The patch, known as Menaflex and manufactured by ReGen Biologics Inc., works in a fundamentally different way than devices that ReGen had claimed were similar enough that Menaflex did not need to be tested thoroughly, the F.D.A. decided. Its approval was an “error,” the agency said in a press release.
“These differences can affect the safety and effectiveness of the Menaflex device,” the agency said. “Because of these differences, the Menaflex device should not have been cleared by the agency.”
The F.D.A. has never admitted that it approved a drug or device mistakenly, never reversed such an approval without citing new information about the product, never acknowledged that a regulatory decision was influenced by politics, and never accused a former commissioner of questionable conduct.

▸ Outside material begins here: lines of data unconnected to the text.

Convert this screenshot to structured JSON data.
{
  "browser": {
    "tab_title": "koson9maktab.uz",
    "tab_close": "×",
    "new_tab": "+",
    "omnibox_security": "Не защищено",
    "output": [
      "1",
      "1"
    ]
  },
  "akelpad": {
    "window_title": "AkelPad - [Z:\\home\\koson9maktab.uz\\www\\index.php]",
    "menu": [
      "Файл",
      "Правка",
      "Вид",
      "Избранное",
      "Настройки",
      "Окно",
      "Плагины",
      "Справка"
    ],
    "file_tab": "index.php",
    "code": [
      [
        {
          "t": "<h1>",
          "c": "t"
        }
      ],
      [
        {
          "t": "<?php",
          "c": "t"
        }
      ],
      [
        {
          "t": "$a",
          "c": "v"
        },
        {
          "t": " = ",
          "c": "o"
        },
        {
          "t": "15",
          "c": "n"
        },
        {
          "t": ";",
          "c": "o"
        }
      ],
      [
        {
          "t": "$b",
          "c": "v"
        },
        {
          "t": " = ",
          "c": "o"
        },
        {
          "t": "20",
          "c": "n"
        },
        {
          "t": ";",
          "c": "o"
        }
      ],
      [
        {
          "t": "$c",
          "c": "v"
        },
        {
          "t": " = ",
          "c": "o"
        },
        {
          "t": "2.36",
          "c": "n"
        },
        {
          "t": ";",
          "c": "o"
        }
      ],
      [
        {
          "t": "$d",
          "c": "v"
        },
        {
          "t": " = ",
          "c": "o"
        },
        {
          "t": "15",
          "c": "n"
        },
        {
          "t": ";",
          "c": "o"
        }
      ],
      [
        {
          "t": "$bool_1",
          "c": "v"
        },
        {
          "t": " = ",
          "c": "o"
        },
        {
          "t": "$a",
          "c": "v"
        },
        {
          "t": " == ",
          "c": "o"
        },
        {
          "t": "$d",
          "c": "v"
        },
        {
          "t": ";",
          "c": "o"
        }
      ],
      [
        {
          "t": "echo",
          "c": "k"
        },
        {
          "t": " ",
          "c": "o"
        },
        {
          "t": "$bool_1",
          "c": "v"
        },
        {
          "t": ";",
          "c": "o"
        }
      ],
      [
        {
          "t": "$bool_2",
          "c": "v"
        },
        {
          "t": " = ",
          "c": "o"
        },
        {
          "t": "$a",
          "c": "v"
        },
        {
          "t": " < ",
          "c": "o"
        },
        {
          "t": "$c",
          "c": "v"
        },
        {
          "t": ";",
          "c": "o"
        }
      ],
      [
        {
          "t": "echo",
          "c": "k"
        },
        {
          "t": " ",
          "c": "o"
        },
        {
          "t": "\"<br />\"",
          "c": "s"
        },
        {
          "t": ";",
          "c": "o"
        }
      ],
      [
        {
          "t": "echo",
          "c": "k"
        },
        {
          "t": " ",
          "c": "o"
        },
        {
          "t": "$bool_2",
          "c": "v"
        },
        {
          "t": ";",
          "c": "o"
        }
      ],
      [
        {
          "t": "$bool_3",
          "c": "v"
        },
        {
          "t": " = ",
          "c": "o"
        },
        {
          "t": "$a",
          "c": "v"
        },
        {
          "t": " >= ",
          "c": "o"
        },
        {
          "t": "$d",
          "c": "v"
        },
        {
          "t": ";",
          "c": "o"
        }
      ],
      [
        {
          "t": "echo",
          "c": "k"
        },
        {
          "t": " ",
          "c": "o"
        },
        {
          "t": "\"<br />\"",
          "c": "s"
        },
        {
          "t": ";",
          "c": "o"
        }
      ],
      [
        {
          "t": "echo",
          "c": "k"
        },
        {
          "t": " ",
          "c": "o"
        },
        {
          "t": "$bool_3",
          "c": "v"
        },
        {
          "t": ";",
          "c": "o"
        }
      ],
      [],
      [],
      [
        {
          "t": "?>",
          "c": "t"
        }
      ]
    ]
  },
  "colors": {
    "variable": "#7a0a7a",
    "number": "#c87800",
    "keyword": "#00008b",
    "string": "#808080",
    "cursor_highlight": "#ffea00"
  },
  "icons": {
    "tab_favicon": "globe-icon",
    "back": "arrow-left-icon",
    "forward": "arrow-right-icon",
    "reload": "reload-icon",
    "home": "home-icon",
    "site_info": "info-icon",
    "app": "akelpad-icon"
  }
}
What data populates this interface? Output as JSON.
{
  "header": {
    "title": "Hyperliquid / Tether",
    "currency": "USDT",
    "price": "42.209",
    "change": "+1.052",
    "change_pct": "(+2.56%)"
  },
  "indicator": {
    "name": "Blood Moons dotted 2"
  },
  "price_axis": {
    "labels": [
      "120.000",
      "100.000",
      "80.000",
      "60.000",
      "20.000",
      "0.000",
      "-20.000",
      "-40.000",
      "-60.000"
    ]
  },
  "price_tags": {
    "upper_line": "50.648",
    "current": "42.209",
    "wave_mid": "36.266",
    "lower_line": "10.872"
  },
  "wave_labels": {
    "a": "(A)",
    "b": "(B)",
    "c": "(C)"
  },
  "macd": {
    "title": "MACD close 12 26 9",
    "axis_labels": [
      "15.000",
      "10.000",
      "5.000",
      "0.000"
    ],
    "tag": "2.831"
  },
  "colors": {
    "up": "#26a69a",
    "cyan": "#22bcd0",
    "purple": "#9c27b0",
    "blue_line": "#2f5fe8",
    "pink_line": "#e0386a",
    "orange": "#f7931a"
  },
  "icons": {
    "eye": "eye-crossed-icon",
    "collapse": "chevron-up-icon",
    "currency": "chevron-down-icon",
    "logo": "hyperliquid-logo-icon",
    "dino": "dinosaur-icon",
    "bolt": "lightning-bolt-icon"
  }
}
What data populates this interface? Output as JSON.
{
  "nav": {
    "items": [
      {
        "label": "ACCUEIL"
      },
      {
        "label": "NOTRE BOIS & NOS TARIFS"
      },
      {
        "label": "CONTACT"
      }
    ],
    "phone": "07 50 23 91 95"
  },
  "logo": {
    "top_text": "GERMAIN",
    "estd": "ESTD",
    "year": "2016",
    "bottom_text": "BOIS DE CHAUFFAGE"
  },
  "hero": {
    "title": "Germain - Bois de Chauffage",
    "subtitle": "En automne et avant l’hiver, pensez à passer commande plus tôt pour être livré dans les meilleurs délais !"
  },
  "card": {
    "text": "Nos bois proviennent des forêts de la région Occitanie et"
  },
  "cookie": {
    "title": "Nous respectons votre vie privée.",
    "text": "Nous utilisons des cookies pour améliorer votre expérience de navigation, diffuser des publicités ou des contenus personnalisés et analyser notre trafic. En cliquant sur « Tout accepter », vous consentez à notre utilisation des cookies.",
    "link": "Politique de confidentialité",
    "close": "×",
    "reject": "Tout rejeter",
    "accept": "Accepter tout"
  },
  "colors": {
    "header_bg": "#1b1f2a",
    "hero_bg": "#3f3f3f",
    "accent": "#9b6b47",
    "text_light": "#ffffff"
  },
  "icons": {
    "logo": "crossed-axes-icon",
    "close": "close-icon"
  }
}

But last year, a group of unhappy medical officers within the F.D.A. complained to Senator Charles E. Grassley, Republican of Iowa, that the ReGen decision was one of several at the agency in which politics trumped science.
The agency responded by releasing a detailed report last year that found that its scientific reviewers had repeatedly and unanimously over many years declared the Menaflex device as unsafe and unworthy of approval, but that they had been overruled by agency managers under political pressure from four Democrats from New Jersey — Senators Robert Menendez and Frank R. Lautenberg and Representatives Frank Pallone Jr. and Steven R. Rothman.